By the time she figured out what was going on, she had already received three parcels. She sent them back rather than to the addresses provided by the crooks. She emailed her so-called boss and told her what she could do with her so-called job. The boss, who identified herself as Anna Brown, tried to scare Rebecca into staying with the program:

“Why don’t you send packages?” she demanded in an email. “If you don’t send them in nearest time I will have to send your documents to the Department of Safety. If you won’t send the packages, you steal them. You will have problems with the law.”

The police told Rebecca not to worry about that threat. Still, the experience rattled her.

“I’m still being threatened by criminals on that end,” she said. “I feel threatened because of this stolen property.”

She called Target 8 investigators because she wanted other people to know how to avoid such con jobs, often called repackaging or reshipping scams.

One of the packages she tried to return to the source ended up coming back to her, which gave Target 8 investigators a chance to dig deeper. The package came from a New York wedding gift supplier called Zola and contained a silver set. Zola said it checked and found out that the order was, indeed, a fraud “made to look quite convincing” — so much so that it beat the company’s fraud safeguards.

The label the scammers sent Rebecca seemed to be directing the package to somewhere in the Ukraine, but the label said it was going to “Italy.”

“So many times, you will see Italy, you’ll see Russia, you’ll see small third-world countries in Africa,” Detective Klein said.

Target 8 investigators asked postal workers to scan the bar code and found the real destination was somewhere in Latvia.

The package came back to Rebecca when U.S. Customs flagged it in Chicago because the label was “digitally manipulated.” She was eventually able to get the package back to Zola.

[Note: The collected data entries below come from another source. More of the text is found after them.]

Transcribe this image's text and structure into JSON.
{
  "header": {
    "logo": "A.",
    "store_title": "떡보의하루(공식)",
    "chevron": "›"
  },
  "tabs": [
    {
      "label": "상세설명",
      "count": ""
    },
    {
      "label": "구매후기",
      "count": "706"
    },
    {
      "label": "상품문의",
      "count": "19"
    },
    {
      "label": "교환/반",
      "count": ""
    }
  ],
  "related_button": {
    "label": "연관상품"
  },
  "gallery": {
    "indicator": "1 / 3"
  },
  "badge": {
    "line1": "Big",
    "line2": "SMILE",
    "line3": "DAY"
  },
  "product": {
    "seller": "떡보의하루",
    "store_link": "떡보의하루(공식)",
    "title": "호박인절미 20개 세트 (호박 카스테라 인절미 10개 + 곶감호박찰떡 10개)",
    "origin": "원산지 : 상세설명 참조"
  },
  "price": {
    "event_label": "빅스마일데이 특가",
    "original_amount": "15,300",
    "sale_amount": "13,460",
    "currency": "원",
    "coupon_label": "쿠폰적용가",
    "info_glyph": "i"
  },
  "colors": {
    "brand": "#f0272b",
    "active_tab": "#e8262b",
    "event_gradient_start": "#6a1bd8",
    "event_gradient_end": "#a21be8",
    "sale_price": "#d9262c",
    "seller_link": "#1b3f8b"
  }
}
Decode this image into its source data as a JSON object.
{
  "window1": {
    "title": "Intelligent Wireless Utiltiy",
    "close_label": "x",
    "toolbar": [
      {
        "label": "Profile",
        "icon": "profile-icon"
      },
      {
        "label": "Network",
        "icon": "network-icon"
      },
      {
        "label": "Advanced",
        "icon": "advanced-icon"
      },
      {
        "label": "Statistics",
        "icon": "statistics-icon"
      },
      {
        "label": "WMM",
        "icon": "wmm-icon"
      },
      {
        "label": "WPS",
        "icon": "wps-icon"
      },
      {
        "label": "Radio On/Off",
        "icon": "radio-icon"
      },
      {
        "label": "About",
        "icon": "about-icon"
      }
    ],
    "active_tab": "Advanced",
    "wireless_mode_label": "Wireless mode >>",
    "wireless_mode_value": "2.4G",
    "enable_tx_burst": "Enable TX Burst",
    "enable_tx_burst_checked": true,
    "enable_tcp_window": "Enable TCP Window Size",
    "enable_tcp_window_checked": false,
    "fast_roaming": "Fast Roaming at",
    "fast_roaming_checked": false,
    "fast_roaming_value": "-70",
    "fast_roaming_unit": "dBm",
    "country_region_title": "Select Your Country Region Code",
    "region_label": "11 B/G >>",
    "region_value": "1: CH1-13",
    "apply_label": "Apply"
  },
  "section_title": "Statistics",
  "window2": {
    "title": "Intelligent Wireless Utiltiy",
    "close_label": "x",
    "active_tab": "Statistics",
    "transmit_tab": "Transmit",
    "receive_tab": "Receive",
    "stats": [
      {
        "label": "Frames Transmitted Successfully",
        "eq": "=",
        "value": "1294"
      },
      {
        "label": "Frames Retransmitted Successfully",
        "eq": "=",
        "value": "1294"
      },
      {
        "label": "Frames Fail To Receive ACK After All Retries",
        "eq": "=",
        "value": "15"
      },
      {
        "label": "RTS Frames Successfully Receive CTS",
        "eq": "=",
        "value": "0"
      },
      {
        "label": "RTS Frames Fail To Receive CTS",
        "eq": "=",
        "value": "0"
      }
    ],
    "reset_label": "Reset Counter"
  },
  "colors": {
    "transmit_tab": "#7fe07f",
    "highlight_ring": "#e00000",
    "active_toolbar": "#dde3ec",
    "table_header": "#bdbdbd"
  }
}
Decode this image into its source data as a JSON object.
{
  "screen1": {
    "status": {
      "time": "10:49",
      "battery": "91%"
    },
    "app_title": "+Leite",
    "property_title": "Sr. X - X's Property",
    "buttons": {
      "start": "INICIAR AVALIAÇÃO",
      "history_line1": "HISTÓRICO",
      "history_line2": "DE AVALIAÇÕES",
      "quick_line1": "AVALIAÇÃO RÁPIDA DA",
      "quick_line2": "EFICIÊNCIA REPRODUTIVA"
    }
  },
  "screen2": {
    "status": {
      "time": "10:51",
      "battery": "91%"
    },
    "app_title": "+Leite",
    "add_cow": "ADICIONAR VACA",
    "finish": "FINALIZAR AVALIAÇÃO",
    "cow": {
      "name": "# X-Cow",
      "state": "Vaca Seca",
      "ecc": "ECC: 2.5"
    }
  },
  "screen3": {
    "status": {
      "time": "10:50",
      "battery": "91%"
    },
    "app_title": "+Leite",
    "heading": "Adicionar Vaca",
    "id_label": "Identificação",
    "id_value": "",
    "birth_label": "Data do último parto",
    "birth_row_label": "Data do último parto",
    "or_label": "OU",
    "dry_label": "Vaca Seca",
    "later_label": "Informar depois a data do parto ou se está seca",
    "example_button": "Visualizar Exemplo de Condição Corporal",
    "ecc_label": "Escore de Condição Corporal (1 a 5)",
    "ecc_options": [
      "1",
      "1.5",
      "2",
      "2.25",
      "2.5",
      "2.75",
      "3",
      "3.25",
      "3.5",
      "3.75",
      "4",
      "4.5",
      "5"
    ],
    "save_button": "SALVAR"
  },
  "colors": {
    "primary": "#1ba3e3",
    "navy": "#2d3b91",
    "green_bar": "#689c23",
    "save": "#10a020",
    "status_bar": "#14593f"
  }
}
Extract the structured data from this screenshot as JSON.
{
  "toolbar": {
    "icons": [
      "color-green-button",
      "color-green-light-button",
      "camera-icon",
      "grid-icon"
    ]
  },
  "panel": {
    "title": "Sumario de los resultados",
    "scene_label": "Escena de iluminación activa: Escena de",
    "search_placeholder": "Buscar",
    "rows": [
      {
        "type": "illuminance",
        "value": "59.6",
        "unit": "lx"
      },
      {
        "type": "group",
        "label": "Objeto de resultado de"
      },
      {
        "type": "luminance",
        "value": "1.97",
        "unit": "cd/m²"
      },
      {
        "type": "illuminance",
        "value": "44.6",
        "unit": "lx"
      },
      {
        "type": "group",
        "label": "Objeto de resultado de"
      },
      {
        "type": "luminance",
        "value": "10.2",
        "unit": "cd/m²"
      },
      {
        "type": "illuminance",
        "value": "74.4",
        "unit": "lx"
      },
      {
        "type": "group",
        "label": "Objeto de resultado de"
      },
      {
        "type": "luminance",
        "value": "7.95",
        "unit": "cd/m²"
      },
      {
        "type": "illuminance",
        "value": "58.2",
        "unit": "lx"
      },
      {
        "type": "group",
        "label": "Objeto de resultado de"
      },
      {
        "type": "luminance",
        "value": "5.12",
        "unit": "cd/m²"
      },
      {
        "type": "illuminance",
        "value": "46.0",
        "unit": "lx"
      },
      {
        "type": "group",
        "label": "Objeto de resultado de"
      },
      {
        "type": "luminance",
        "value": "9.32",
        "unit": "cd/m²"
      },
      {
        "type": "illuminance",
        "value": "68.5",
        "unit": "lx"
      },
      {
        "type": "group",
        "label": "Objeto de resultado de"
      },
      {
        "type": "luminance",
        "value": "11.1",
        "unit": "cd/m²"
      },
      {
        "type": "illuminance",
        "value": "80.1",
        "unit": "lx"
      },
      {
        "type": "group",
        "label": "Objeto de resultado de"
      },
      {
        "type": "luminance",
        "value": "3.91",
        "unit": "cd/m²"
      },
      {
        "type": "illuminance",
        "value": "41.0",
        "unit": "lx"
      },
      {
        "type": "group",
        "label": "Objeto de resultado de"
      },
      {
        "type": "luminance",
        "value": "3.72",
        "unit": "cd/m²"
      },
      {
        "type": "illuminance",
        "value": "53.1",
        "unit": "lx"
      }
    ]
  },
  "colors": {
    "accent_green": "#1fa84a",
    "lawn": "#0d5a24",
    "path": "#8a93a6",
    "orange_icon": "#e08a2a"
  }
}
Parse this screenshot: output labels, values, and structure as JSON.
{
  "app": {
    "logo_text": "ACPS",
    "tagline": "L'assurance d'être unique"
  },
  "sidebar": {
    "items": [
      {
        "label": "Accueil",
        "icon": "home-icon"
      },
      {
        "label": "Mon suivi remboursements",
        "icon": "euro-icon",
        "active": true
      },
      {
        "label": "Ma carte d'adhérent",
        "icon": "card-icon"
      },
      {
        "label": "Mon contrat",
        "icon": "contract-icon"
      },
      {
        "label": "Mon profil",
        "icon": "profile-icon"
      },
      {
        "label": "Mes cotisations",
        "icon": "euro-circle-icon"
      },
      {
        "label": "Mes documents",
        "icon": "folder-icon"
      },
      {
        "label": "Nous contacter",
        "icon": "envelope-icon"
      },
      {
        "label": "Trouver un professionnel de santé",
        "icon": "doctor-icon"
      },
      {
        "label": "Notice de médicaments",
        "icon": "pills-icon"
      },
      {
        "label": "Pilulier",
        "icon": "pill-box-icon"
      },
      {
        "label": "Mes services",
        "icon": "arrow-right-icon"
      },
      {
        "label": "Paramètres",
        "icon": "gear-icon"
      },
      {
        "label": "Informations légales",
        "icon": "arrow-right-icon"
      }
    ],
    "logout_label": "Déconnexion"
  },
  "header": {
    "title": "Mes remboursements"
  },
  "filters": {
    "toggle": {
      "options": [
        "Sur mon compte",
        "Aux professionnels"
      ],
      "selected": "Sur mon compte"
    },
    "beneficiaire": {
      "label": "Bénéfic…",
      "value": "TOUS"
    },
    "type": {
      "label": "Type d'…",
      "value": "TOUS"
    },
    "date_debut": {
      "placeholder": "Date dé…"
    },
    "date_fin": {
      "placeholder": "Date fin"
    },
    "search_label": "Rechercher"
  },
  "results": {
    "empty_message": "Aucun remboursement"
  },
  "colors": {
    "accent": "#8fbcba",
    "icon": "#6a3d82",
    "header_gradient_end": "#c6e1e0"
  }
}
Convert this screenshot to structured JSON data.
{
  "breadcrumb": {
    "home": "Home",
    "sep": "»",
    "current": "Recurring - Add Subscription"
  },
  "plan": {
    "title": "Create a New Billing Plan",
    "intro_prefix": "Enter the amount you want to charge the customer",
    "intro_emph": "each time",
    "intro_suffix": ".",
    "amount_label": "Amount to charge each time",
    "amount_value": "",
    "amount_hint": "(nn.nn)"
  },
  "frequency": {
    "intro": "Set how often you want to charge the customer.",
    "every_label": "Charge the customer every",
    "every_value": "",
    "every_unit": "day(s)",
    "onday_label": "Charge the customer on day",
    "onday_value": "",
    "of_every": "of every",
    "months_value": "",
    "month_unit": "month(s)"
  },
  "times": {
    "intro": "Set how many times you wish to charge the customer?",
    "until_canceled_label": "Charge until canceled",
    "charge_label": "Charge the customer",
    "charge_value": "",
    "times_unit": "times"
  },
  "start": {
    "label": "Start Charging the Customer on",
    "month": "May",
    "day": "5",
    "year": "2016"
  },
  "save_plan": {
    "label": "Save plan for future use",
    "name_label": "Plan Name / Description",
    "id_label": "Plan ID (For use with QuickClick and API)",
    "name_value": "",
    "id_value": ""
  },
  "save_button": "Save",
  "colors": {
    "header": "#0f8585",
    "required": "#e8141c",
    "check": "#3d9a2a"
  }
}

Experts say most of the reshipping scammers are based overseas because that’s where most of the stolen goods end up. That makes it difficult for local police and even postal investigators to do much to catch the crooks.

Still, Klein said Rebecca did the right thing in calling police because they can help get stolen property back where it belongs. Calling authorities also keeps the unwitting accomplices out of criminal trouble.

Prosecutors say people who get involved without knowing they are part of a scam generally don’t face any criminal charges.